Mes yeux se ferment devant l'écran de mon ordinateur. C'est ce que je déteste le plus avec mes insomnies, le fait de pouvoir dormir partout et n'importe quand sauf dans mon lit et une fois la nuit tombée. Quoi de plus logique?
Quand je dis que je  lutte contre le sommeil, ce n'est pas une exagération, je  suis vraiment en train de m'imaginer, des gants de boxe enfilés sur mes mains, enchaînant les coups contre le sommeil personnifié. Dans mon esprit, le sommeil prend une forme d'homme fluet, mais rapide. Insaisissable. Tout en traits fins et muscles secs, dessinés.
Je suis prise d'un sursaut violent lorsque la porte de mon bureau s'ouvre à la volée, dévoilant l'Asiatique blond, un sourire narquois sur ses lèvres.  

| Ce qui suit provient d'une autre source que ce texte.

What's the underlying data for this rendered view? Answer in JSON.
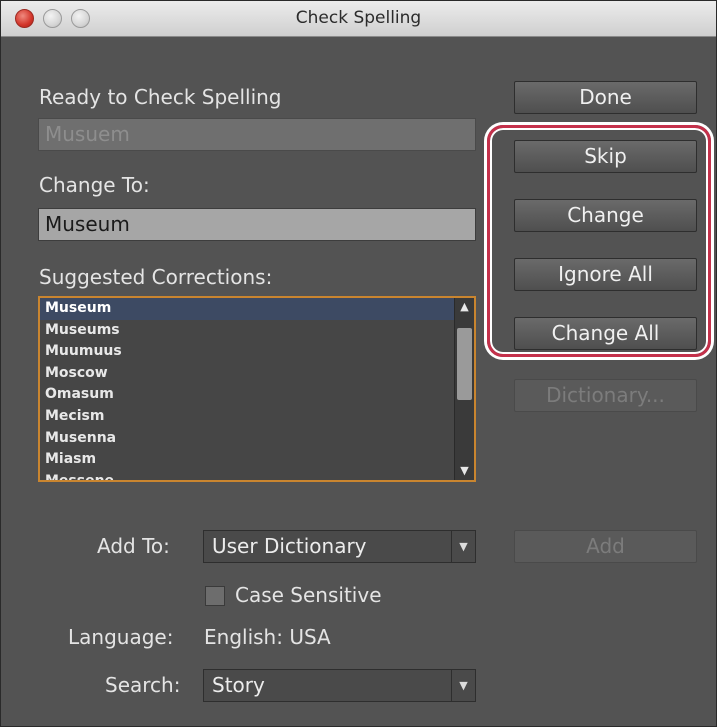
{
  "window": {
    "title": "Check Spelling"
  },
  "status_label": "Ready to Check Spelling",
  "not_in_dictionary": "Musuem",
  "change_to": {
    "label": "Change To:",
    "value": "Museum"
  },
  "suggestions": {
    "label": "Suggested Corrections:",
    "items": [
      "Museum",
      "Museums",
      "Muumuus",
      "Moscow",
      "Omasum",
      "Mecism",
      "Musenna",
      "Miasm",
      "Messene"
    ],
    "selected": "Museum"
  },
  "buttons": {
    "done": "Done",
    "skip": "Skip",
    "change": "Change",
    "ignore_all": "Ignore All",
    "change_all": "Change All",
    "dictionary": "Dictionary...",
    "add": "Add"
  },
  "add_to": {
    "label": "Add To:",
    "value": "User Dictionary"
  },
  "case_sensitive": {
    "label": "Case Sensitive",
    "checked": false
  },
  "language": {
    "label": "Language:",
    "value": "English: USA"
  },
  "search": {
    "label": "Search:",
    "value": "Story"
  },
  "colors": {
    "panel": "#535353",
    "list_border": "#c9852f",
    "highlight_ring": "#c4314b",
    "selection": "#3d4a63"
  }
}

- Alors comme ça on s'endort?

Je lève les yeux au ciel en soupirant. Hors de question que j'admette une chose pareille. 

- Absolument pas. 

Il n'a pas l'air très convaincu, mais laisse couler. Cet homme n'a pas l'air très prise de tête, ce qui est assez rare. Mais j'aime bien. 

- Ça vous dit un café? 

Ça ne serait pas de refus, mais j'ai du travail. 

- Non, merci. Mais c'est gentil de proposer.

Il s'approche, délaissant l'encadrement de la porte. Il passe sa petite main dans ses cheveux blonds, l'air de réfléchir activement. Au final, il se met derrière moi, approche sa main de l'écran, et éteint tout. Je lui lance un regard outré, persuadée qu'il a tout effacé. 

- Me regardez pas comme ça.

Je croise les bras, furieuse. 

- C'est pour votre bien.

Mes yeux se détournent des siens et viennent fusiller le parquet noir. 

- C'est un peu mon job. Prendre soin de la population et la protéger. 

- Vous me protéger de quoi là, exactement ?

- De vous-même. Allez, c'est juste un café. Je vous l'offre. 

C'est vrai qu'un café ne ferait pas de mal... 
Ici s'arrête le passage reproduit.